Von Hans-Karl Fischer (†)

In Ihrer gestrigen Ausgabe haben Sie geschrieben, was alles gerade verschwindet, was schon verschwunden ist und was bald verschwinden wird. Ich bin eine alte Haidhauserin und werde wahrscheinlich auch bald verschwinden. Aber dass die Monika Gruber mit ihrem Kabarett aufhört, das finde ich wirklich bedauerlich. A so a feschs Madl! Na ja, a bissal hysterisch war’s ja scho immer, sie hat sich halt nur zur Hälfte entwickeln können, mei, vielleicht liegt des an iarane Freundinnen, wo sie die Gruabarin genannt wird. Mia hat des hoid gfoin: eine Person, die sich weder ihre Grobheit noch auch ihre Sensibilität nehmen lässt, alles zu seiner Zeit, sage ich nur! Ich hab nie eine Sendung mit der Gruber Moni versäumt.

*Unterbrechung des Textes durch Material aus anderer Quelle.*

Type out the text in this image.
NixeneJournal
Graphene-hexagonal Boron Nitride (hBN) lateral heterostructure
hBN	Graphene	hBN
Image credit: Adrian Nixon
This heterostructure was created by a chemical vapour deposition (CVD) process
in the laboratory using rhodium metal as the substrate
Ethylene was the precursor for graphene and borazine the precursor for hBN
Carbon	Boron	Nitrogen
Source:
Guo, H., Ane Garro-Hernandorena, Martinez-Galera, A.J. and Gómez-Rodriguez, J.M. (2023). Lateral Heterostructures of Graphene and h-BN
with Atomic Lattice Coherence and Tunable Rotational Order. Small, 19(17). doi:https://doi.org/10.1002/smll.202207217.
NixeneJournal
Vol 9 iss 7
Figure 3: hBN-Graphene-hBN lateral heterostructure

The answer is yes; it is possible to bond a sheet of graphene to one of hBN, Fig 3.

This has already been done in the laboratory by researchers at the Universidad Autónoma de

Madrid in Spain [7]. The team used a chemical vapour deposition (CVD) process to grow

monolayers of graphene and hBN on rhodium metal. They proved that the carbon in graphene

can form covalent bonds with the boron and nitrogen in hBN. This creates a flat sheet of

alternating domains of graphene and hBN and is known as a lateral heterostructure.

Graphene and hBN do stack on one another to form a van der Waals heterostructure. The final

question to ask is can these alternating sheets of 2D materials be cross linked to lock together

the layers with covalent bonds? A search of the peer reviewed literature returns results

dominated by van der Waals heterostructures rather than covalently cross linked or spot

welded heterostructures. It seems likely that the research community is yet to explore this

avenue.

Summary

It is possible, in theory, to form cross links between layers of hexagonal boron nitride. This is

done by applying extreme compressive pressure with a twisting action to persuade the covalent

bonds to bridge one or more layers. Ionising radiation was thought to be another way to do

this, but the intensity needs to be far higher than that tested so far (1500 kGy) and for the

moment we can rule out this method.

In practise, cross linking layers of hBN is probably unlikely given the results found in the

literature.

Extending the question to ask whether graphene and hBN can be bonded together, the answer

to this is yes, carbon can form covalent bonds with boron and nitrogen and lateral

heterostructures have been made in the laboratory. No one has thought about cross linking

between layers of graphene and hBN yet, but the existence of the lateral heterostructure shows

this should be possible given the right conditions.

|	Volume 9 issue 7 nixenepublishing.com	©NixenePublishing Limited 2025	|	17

Aber dass Sie auch noch schreiben, der Batic und der Leitmayr hören auf, des is für mich schon eine Katastrophe: da schaut ma seit dreiunddreißig Jahren jeden Krimi mit ihnen an und was ist der Dank dafür, sie hörn auf einmal auf! Aber wissen Sie, was mir auffällt? Es gibt viel weniger Morde in München, ja gut, damals der Sedlmayr, seit da Batic und der Leitmayr so gut recherchieren. Da traut sich niemand mehr. Und wenn die zwei jetzt weiße Haare haben, ich weiß es, wem ich es zu verdanken habe, dass ich überhaupt weiße Haare habe bekommen dürfen, weil mich sonst wahrscheinlich schon jemand umgebracht hätte: dem Batic und dem Leitmayr.

Und dann schreiben Sie auch noch in Ihrer gestrigen Ausgabe, die Judith Rakers hört auf, das war mir immer die Liebste in der ganzen Tagesschau, das seidige Goldhaar: Da hat eine Nachricht noch so böse sein können, Sprengstoffgürtel, Drohnentote, wenn die Judith Rakers ihre Haare ganz leicht geschüttelt hat, und das hat sie machen müssen, wenn sie den nächsten Zettel genommen hat, dann war halb so böse die böse Nachricht nur. Das war ja eine Glücksfee, die Judith Rakers, und ich hab zwanzig Jahr lang geglaubt, dass sie 26 Jahre alt ist. Jetzt hat mir jemand erzählt, sie ist schon 48. Wissen Sie, aber sie hat halt dieses Hobby mit dem Gemüsezüchten, sie hat halt auch einen Garten, den hat meine Schwester auch, die wohnt in der Schönstraße beim Tierpark, da ist eine Schrebergartenkolonie, da lädt sie mich immer ein für die Sommerabende. Ich hab natürlich jetzt Schwierigkeiten, dort hinzufinden, das schreiben Sie ja auch, der Tierparkomnibus fährt jetzt nur noch alle zwanzig Minuten. Was ich mir da die Füß in den Boden gestanden hab, als ich sie neulich besuchen wollte. So gesund bin ich ja nicht mehr, und darum schreibe ich Ihnen ja, weil Sie das auch noch schrieben, dass ich zu meiner Postbank unter den S-Bahngleisen hinüber ins Werksviertel rennen muss, weil sie schon einige Zeit die Filiale am Ostbahnhof geschlossen haben.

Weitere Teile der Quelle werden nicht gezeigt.